The county also offers counseling for employees through the Employee Assistance Program, a program which is not restricted to those dealing with trauma.

Widenstrom says everyone has to find a positive way to release stress, whether it be going to the gym or going camping or listening to music.

“My zen time for me is cutting the grass,” said Widenstrom. “You have to leave work at work,” he said, in order to release stress and avoid burnout.

He said there are natural ups and downs, but it is everyone’s obligation to watch over each other in the department.

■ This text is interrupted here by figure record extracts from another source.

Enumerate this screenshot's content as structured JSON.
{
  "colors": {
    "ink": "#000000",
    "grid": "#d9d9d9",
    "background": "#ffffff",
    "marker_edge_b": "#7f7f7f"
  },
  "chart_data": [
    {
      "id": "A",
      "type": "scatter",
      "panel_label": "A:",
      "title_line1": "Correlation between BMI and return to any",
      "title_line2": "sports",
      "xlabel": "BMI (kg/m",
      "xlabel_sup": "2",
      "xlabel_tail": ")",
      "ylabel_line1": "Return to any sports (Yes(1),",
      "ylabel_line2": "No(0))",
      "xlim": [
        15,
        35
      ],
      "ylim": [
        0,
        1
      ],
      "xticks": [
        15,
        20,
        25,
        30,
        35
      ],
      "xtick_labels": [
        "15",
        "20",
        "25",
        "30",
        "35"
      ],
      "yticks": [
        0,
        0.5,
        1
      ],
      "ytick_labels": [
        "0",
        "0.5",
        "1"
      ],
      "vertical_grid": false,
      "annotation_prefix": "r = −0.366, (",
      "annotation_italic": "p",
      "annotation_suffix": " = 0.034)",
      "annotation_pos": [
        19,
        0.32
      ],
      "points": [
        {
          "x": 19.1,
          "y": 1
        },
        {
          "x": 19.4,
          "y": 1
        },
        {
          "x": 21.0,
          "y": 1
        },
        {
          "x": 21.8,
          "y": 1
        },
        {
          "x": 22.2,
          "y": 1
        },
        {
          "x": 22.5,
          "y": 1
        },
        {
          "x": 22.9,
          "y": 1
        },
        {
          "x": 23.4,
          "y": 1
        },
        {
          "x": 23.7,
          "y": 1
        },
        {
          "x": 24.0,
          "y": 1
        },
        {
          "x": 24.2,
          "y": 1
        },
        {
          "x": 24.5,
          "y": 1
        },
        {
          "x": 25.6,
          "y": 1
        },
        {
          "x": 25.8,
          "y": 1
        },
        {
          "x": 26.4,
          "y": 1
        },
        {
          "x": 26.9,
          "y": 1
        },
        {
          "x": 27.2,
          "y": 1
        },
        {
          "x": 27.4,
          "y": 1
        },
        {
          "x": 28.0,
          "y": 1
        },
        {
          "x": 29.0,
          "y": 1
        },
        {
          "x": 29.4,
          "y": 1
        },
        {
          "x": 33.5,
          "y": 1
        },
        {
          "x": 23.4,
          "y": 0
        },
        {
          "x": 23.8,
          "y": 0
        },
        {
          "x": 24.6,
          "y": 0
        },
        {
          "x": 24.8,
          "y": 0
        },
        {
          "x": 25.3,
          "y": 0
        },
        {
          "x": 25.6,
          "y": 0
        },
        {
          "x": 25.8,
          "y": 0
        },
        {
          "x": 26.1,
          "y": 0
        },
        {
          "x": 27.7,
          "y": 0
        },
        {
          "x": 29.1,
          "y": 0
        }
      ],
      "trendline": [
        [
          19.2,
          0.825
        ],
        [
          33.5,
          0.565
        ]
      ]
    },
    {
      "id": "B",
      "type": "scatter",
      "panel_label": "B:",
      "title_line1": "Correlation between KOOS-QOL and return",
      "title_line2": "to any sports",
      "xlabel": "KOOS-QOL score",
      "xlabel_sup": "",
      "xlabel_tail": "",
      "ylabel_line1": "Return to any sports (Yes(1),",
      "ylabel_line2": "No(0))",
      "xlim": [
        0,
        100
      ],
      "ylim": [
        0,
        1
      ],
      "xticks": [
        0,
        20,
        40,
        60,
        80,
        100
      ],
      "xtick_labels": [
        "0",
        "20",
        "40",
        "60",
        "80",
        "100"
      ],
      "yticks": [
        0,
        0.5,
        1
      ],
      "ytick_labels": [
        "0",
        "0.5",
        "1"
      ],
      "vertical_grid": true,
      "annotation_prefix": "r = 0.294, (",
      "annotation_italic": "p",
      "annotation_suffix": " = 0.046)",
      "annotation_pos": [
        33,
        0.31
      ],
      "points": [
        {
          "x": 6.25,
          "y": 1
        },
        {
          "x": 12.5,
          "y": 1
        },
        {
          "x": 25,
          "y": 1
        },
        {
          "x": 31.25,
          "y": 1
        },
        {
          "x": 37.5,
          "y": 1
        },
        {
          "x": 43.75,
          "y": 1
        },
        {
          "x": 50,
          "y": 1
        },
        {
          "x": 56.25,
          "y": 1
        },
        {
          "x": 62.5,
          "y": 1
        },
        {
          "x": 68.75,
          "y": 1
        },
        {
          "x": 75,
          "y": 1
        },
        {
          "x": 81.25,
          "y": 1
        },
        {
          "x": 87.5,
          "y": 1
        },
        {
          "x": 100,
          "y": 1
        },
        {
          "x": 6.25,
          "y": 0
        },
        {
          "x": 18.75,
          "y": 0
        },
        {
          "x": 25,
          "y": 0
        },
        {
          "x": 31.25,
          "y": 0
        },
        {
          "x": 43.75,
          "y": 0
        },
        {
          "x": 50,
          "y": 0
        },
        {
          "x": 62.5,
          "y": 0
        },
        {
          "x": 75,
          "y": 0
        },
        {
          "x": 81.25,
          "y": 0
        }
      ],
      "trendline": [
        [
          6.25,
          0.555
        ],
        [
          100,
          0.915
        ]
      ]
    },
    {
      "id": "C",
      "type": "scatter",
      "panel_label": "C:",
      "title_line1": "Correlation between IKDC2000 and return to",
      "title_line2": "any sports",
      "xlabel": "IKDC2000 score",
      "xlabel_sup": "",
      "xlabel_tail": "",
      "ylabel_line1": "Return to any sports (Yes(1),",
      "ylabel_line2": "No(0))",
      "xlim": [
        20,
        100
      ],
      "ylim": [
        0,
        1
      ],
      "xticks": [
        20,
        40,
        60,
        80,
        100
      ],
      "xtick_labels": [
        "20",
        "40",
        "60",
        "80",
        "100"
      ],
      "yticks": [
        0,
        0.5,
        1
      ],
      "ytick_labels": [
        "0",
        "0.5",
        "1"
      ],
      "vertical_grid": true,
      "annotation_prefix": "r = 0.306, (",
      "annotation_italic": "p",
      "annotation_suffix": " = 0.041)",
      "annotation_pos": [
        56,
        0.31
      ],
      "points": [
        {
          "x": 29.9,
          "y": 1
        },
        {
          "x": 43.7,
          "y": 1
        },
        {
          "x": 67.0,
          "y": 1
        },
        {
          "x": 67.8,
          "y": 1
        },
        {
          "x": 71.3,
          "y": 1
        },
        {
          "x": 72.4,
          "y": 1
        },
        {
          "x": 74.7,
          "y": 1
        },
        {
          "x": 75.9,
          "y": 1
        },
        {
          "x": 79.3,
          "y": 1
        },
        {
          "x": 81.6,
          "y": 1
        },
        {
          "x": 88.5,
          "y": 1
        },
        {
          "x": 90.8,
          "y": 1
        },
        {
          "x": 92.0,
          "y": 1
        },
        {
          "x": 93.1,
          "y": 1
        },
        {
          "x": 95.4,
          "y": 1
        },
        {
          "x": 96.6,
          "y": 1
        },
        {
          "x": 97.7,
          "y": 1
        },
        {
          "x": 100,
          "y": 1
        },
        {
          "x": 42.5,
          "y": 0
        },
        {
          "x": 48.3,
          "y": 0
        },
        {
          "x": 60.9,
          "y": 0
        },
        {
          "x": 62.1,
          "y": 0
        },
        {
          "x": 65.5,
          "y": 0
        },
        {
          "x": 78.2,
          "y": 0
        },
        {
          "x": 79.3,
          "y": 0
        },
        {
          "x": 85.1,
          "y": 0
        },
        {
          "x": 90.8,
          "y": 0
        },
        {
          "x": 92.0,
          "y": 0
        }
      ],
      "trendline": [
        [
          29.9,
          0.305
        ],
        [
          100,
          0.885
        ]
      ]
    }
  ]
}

“We have a really good group of employees right now,” said Widenstrom.

He said he thinks the culture in the department is good regarding staff seeking help when needed.

“I think it’s better now than it has been in years past to reach out and say ‘I need help’,” he said. “It’s easier now than it used to be”.

He said there will always be the types who think they don’t need help or those who to turn to drugs or alcohol to self-medicate, and it’s a good thing when officers can identify when it is time for them to leave the field and do something different.

What else is needed

Widenstrom said he doesn’t believe there are enough beds for long-term mental health care to take care of the need in the state. It is one of his big frustrations dealing with an individual who wants help but finds that no space is available. He said there are people in jail and that’s where they need to be, but there are also people in jail who need to be evaluated and are waiting until a bed is available.

“Maybe someone in a crisis situation can’t afford to wait two weeks,” he said.